The Mestizo Arts and Activism project is directed by the recipients of the ’07-’08 Bennion Center Public Service Professorship: Dr. Matt Bradley of the Honors College; Dr. Caitlin Cahill of the city and metropolitan planning departments; and Dr. David Quijada of the education, culture and society and ethnic studies programs.
“The Mestizo Arts and Activism program provides an opportunity for us to listen to young people whose voices are all too often missing, ignored, or excluded from those decisions that affect them,” says Cahill. “Here we work collectively with young people to act upon their concerns and create community change.”

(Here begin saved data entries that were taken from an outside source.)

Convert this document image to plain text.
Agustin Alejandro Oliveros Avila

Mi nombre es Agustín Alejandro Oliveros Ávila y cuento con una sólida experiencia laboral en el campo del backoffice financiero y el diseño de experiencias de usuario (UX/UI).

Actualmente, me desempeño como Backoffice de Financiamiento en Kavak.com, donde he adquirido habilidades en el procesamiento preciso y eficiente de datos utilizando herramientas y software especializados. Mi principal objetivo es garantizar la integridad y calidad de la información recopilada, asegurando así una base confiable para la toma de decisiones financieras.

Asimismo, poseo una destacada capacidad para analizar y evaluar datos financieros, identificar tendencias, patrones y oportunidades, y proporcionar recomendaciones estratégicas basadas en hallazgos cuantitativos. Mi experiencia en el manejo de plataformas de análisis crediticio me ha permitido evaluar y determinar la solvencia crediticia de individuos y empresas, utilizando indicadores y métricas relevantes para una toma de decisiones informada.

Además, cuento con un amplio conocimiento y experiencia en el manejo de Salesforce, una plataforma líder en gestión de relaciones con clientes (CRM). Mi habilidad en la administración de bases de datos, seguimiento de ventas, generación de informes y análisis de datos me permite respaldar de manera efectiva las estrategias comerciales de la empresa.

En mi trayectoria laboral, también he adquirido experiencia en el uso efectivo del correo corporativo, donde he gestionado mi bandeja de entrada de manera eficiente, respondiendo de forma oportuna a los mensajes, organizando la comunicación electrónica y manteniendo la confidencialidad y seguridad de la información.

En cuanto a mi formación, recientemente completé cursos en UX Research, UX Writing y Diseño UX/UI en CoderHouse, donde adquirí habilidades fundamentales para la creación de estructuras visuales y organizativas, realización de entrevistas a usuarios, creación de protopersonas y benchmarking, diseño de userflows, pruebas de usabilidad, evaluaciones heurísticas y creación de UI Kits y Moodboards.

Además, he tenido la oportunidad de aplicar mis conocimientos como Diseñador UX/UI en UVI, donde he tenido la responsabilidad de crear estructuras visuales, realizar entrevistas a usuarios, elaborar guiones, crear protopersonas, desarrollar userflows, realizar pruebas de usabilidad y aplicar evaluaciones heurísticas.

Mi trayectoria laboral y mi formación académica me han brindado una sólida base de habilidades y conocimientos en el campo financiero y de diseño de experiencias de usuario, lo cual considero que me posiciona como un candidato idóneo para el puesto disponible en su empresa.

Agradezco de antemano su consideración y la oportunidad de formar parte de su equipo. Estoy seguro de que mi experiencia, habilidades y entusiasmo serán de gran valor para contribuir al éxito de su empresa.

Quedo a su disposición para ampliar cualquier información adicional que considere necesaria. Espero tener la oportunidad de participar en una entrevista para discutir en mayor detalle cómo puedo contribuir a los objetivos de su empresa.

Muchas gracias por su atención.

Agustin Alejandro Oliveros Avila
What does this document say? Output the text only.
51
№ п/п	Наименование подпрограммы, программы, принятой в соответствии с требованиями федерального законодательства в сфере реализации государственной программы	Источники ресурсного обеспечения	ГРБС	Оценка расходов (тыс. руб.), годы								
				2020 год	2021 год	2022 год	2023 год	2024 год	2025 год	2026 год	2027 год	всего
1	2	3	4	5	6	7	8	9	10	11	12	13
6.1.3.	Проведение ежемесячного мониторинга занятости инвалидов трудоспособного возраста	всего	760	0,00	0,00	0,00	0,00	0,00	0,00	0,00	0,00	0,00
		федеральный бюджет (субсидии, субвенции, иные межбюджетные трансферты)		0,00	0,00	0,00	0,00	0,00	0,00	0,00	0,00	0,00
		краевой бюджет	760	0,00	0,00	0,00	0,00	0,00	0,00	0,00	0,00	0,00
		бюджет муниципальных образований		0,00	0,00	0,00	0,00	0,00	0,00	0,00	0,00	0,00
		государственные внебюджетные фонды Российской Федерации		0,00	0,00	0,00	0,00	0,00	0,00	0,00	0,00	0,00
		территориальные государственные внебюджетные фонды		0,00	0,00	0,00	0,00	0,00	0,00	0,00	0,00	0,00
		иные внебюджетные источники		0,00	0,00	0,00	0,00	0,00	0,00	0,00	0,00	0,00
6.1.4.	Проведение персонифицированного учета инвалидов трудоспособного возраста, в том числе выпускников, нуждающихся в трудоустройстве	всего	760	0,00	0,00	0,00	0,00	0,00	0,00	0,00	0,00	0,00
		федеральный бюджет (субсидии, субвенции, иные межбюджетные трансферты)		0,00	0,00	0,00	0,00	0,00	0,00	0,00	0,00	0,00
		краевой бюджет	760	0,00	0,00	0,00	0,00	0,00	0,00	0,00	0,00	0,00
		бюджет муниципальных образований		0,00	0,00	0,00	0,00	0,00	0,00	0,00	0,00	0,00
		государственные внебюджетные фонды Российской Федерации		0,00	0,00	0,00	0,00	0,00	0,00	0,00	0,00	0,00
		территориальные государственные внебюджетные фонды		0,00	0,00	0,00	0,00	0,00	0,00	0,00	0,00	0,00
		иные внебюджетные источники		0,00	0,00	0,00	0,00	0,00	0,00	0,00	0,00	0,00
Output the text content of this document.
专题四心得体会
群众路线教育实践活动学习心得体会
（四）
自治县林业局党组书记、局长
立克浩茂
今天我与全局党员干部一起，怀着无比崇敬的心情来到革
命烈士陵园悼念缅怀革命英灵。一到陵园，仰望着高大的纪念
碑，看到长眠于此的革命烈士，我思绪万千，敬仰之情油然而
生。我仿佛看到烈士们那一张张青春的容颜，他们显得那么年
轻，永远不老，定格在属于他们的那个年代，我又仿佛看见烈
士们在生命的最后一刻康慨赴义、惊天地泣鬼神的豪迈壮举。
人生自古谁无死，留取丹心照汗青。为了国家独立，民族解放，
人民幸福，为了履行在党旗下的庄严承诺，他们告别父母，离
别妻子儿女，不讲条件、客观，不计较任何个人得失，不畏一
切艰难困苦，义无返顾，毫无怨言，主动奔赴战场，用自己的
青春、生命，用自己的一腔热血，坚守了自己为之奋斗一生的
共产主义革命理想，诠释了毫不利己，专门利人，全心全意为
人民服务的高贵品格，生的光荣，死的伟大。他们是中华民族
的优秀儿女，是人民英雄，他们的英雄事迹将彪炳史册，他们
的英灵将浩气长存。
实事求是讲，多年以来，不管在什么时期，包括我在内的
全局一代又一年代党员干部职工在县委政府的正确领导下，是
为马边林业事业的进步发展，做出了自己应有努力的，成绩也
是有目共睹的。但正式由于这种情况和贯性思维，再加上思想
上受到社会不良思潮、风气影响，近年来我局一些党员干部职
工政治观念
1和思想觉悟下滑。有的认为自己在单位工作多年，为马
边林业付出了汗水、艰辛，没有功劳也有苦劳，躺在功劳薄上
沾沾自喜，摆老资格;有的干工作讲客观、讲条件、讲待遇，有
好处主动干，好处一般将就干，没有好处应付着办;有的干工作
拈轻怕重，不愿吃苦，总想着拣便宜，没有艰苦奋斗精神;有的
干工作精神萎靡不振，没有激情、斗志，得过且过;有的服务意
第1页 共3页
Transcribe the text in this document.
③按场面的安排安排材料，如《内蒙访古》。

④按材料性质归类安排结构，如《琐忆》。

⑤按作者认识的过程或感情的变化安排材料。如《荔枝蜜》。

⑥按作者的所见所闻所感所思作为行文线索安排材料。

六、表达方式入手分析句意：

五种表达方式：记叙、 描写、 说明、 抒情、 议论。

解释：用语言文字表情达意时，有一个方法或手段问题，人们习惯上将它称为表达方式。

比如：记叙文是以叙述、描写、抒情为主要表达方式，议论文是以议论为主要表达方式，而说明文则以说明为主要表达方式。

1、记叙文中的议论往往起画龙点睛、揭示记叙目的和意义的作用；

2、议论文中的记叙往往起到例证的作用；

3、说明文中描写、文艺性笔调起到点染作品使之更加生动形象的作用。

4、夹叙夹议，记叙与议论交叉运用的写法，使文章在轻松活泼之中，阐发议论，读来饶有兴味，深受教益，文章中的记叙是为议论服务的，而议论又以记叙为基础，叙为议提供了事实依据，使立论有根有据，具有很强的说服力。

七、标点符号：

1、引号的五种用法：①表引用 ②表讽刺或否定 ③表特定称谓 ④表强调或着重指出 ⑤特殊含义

The Mestizo Arts and Activism project’s goal is to support the development of young people growing up on the west side of Salt Lake City as catalysts of change through leadership and active civic engagement. The project draws upon the assets of the diverse communities of the west side, engaging the resources of community partners including the Mestizo Institute for Culture and Arts (MICA) and the West Side Leadership Institute of University Neighborhood Partners (UNP) and NeighborWorks Salt Lake (NWS).
This year, 20 high school students from the west side are participating in the program. As part of the program, the youth participants develop action research projects based on their own concerns.
In Spring 2008, research teams investigated issues of access to higher education for undocumented students, stereotypes and immigration, and stereotyping and discrimination on the west side. In this process, young people are re-positioned as co-researchers as they frame the questions to be investigated, document and analyze conditions in their local areas, identify priority issues affecting young people and develop and implement action plans to affect change in their community.
The 2008-2009 program is supported by the UNP Community Scholar in Residence Award, the department of city and metropolitan planning and the Marriner Eccles Foundation.